In [1]:
# Procedemos a cargar las librerias y carga de los archivos
import findspark
findspark.init()

from pyspark.context import SparkContext
from pyspark.sql.context import SQLContext
from pyspark.sql.session import SparkSession

import re
import pandas as pd
import glob

sc = SparkContext()
sqlcontext = SQLContext(sc)
spark = SparkSession(sc)


In [24]:
data = glob.glob('*.gz')

In [25]:
data

['NASA_access_log_Aug95 (1).gz', 'NASA_access_log_Jul95.gz']

In [26]:
nasa_df = spark.read.text(data)

In [27]:
nasa_df.printSchema() # Veamos el esquema de nuestro df

root
 |-- value: string (nullable = true)



In [28]:
type(nasa_df) #vemos el type de nuestro df

pyspark.sql.dataframe.DataFrame

In [29]:
nasa_df.show(10, truncate=False)

+-----------------------------------------------------------------------------------------------------------------------+
|value                                                                                                                  |
+-----------------------------------------------------------------------------------------------------------------------+
|199.72.81.55 - - [01/Jul/1995:00:00:01 -0400] "GET /history/apollo/ HTTP/1.0" 200 6245                                 |
|unicomp6.unicomp.net - - [01/Jul/1995:00:00:06 -0400] "GET /shuttle/countdown/ HTTP/1.0" 200 3985                      |
|199.120.110.21 - - [01/Jul/1995:00:00:09 -0400] "GET /shuttle/missions/sts-73/mission-sts-73.html HTTP/1.0" 200 4085   |
|burger.letters.com - - [01/Jul/1995:00:00:11 -0400] "GET /shuttle/countdown/liftoff.html HTTP/1.0" 304 0               |
|199.120.110.21 - - [01/Jul/1995:00:00:11 -0400] "GET /shuttle/missions/sts-73/sts-73-patch-small.gif HTTP/1.0" 200 4179|
|burger.letters.com - - 

In [30]:
# Procedemos con el data wrangling
# Primero de todo vamos a ver el número de registros de nuestro df
print('El DataFrame tiene {} registros, en {} columna/s'.format(nasa_df.count(), len(nasa_df.columns)))

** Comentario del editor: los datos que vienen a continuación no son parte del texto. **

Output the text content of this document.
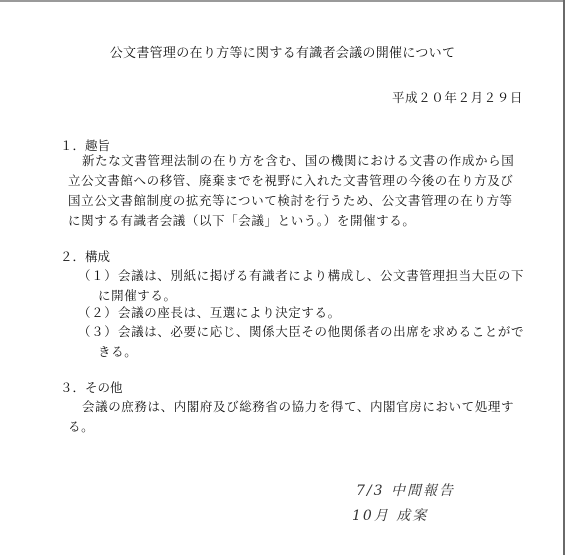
公文書管理の在り方等に関する有識者会議の開催について
平成２０年２月２９日
１．趣旨
新たな文書管理法制の在り方を含む、国の機関における文書の作成から国
立公文書館への移管、廃棄までを視野に入れた文書管理の今後の在り方及び
国立公文書館制度の拡充等について検討を行うため、公文書管理の在り方等
に関する有識者会議（以下「会議」という。）を開催する。
２．構成
（１）会議は、別紙に掲げる有識者により構成し、公文書管理担当大臣の下
に開催する。
（２）会議の座長は、互選により決定する。
（３）会議は、必要に応じ、関係大臣その他関係者の出席を求めることがで
きる。
３．その他
会議の庶務は、内閣府及び総務省の協力を得て、内閣官房において処理す
る。
7/3 中間報告
10月 成案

El DataFrame tiene 3461613 registros, en 1 columna/s


In [31]:
# regex

#host
regex_host = r'(^\S+\.[\S+\.]+\S+)\s'
# timestamps
regex_time = r'\[(\d{2}/\w{3}/\d{4}:\d{2}:\d{2}:\d{2} -\d{4})]'
# http request
regex_http = r'\"(\S+)\s(\S+)\s*(\S*)\"'
# Status
regex_status = r'\s(\d{3})\s'
#Content size
regex_content = r'\s(\d+)$'

# Para usar las expresiones regulares usaremos regexp_extract()
from pyspark.sql.functions import regexp_extract

nasa_log = nasa_df.select(regexp_extract('value', regex_host, 1).alias('host'),
                          regexp_extract('value', regex_time, 1).alias('timestamp'),
                          regexp_extract('value', regex_http, 1).alias('method'),
                          regexp_extract('value', regex_http, 2).alias('resources'),
                          regexp_extract('value', regex_http, 3).alias('protocol'),
                          regexp_extract('value', regex_status, 1).cast('integer').alias('status'),
                          regexp_extract('value', regex_content, 1).cast('integer').alias('size'))
nasa_log.show(20, truncate=False)

print((nasa_log.count(), len(nasa_log.columns)))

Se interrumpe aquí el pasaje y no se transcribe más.